Je observai la montagne de paquets. « Pourquoi des jouets ? »
« Pour les enfants de Vincent. »
Je haussai les sourcils. « Tu offres des cadeaux à ton garde ? »
« C'est un ami. Sa compagne est adorable, et leur petite Faith est un trésor. »
Je éclatai de rire. « Parce qu'elle porte ton deuxième prénom ? »
« Tais-toi, Carter. » Son ton autoritaire me fit sursauter.
« Bordel, le ton de Luna, ça claque. »
Elle rougit, puis rit avec moi.
Lorsque notre hilarité se calma, je ajoutai : « J'ai deux nouvelles. La première : tu passes tes examens samedi. »
Elle sauta presque au plafond. « Je ne redoublerai pas ! Merci ! »
« Tu seras seule avec un surveillant. Des gardes partout. »
Elle plaisanta, mais mon regard la fit taire.
Je lui exposai les risques, les attaques, la nécessité d'être prudente.
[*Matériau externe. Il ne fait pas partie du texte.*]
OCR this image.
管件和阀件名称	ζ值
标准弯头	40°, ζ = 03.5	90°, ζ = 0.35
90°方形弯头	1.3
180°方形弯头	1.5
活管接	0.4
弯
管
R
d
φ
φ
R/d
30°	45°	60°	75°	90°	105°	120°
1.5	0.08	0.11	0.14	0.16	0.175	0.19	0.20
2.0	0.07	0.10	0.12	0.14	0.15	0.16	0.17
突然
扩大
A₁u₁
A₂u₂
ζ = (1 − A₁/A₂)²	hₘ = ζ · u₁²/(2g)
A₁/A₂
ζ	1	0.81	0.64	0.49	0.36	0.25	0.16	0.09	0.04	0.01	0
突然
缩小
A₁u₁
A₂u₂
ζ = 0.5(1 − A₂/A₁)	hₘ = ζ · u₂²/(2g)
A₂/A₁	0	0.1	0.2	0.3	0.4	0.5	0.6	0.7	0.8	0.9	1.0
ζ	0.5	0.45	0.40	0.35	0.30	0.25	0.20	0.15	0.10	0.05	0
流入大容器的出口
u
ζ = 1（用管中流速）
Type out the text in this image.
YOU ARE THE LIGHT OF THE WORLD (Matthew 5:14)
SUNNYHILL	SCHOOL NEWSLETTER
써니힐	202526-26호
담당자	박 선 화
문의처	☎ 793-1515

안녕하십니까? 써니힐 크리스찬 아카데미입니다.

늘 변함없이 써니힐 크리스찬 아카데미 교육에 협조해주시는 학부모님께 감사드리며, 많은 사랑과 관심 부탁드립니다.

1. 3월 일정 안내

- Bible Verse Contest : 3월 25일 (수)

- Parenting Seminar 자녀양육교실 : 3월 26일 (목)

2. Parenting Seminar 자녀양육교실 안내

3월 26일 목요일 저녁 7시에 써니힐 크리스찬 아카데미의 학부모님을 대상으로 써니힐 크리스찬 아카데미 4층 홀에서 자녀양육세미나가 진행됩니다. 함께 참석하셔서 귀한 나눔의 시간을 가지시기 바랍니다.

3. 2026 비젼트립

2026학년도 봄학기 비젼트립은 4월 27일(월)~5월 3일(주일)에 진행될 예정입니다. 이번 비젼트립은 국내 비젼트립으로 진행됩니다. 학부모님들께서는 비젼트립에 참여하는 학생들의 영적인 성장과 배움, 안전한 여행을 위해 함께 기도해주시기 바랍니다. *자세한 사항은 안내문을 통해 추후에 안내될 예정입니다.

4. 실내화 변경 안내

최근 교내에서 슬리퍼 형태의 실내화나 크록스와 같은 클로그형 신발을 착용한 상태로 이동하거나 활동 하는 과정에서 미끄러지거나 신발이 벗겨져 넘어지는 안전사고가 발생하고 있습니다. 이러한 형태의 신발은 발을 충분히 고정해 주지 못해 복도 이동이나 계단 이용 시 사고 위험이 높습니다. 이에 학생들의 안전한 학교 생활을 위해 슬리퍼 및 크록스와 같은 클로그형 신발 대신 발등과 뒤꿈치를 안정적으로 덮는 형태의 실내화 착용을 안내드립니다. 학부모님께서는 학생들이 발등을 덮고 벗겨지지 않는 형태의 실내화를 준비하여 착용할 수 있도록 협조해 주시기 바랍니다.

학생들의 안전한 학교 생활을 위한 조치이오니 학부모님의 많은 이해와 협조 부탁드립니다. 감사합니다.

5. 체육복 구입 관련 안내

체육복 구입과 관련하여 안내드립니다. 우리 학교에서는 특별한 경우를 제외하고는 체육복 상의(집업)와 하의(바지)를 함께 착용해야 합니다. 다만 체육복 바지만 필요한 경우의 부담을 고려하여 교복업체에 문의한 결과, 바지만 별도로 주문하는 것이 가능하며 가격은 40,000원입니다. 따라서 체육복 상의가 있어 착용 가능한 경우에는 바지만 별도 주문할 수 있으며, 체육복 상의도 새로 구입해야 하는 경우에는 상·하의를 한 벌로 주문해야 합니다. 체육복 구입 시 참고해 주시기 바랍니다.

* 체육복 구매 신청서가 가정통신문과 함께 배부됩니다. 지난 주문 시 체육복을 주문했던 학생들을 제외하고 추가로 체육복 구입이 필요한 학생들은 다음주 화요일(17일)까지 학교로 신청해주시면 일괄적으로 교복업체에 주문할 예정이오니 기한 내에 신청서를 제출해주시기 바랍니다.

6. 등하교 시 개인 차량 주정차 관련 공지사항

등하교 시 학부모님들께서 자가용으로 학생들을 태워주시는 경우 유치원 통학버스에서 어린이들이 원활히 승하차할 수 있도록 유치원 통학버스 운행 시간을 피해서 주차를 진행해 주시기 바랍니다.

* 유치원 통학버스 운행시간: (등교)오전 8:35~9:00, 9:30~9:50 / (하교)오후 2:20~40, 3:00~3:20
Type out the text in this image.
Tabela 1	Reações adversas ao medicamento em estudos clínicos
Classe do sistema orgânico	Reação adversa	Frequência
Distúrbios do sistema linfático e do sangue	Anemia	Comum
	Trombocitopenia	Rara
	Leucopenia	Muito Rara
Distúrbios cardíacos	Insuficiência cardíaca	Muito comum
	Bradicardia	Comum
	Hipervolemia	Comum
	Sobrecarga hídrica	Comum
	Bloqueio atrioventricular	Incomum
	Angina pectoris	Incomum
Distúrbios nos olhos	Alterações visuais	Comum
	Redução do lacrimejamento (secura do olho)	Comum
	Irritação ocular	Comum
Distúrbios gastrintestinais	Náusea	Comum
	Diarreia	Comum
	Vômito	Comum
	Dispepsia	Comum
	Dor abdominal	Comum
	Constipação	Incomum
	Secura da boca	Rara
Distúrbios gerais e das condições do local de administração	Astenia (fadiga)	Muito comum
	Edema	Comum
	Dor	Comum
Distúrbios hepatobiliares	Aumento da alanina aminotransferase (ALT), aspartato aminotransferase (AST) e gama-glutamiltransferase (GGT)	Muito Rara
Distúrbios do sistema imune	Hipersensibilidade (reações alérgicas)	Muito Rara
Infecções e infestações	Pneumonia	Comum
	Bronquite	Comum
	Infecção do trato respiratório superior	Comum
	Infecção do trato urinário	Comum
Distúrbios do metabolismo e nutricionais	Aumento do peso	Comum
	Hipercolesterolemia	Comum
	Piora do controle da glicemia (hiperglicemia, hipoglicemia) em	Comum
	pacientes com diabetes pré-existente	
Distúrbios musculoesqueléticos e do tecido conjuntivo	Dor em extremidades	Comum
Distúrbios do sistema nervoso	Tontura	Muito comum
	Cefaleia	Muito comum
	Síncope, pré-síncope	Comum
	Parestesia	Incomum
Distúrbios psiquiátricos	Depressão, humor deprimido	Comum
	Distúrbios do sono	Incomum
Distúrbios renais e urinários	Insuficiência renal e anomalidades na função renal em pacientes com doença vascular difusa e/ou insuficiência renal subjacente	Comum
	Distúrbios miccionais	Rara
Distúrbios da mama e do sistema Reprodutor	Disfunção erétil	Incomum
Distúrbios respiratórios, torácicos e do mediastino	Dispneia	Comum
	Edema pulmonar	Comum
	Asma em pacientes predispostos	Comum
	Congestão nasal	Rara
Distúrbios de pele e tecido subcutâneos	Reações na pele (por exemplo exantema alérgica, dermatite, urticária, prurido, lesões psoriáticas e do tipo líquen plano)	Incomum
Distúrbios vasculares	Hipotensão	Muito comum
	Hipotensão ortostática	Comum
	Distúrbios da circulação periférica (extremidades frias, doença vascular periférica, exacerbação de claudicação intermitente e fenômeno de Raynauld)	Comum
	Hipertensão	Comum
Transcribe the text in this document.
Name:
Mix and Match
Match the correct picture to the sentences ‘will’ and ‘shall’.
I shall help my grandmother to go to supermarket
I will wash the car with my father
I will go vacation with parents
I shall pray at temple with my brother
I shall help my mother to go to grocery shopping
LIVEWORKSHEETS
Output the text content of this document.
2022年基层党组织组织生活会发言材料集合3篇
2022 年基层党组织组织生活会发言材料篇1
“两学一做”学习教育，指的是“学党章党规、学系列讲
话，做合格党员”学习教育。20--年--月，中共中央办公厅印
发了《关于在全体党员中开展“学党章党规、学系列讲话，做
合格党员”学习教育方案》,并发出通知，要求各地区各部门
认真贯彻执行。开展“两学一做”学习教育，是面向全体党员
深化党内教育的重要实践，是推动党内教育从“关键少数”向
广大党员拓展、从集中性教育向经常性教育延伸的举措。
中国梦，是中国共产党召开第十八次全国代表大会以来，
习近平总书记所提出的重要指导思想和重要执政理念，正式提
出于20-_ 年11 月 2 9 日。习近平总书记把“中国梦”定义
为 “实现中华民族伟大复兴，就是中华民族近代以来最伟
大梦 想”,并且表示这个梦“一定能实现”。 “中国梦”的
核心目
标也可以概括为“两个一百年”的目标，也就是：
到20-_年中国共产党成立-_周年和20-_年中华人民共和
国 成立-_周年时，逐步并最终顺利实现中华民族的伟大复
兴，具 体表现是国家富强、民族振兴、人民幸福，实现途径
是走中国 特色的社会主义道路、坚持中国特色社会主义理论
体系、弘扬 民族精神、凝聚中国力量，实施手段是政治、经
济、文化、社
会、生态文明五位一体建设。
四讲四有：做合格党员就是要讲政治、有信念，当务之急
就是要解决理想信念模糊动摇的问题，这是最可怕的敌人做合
Son sourire se ternit à peine ; elle flottait encore de joie.
Puis je lui annonçai qu'elle devrait suivre ses cours à distance.
« NON ! » hurla-t-elle.
Je haussai les mains. « Ordres de l'Alpha. »
Elle éclata, furieuse contre le lien qui l'attachait à Reece, contre sa vie bouleversée. Je tentai de la réconforter.
Puis elle me demanda la seconde nouvelle.
Je pris une grande inspiration. « J'ai trouvé mon âme sœur. »
Elle rayonna d'abord, puis se figea en apprenant son identité.
« La fille de Bryce ? »
J'acquiesçai.
Elle voulut parler, mais je coupai court. Je n'avais plus la force.
Elle m'arrêta juste avant que je parte et me tendit un sac.
« Distribue ça pour moi. Je ne peux pas sortir avant les examens. »
« Tu n'es vraiment plus sortie depuis un mois ? »
« Seulement dans la nature. Et c'est fini aussi. »
Je posai une main sur son épaule. « On trouvera celui qui fait ça. »
Elle secoua la tête. « Rien ne redeviendra comme avant. »
Je ne pus que l'admettre. Puis je quittai sa chambre et regagnai la maison familiale, vide, comme moi. J'avais besoin de solitude pour supporter ce cœur en morceaux.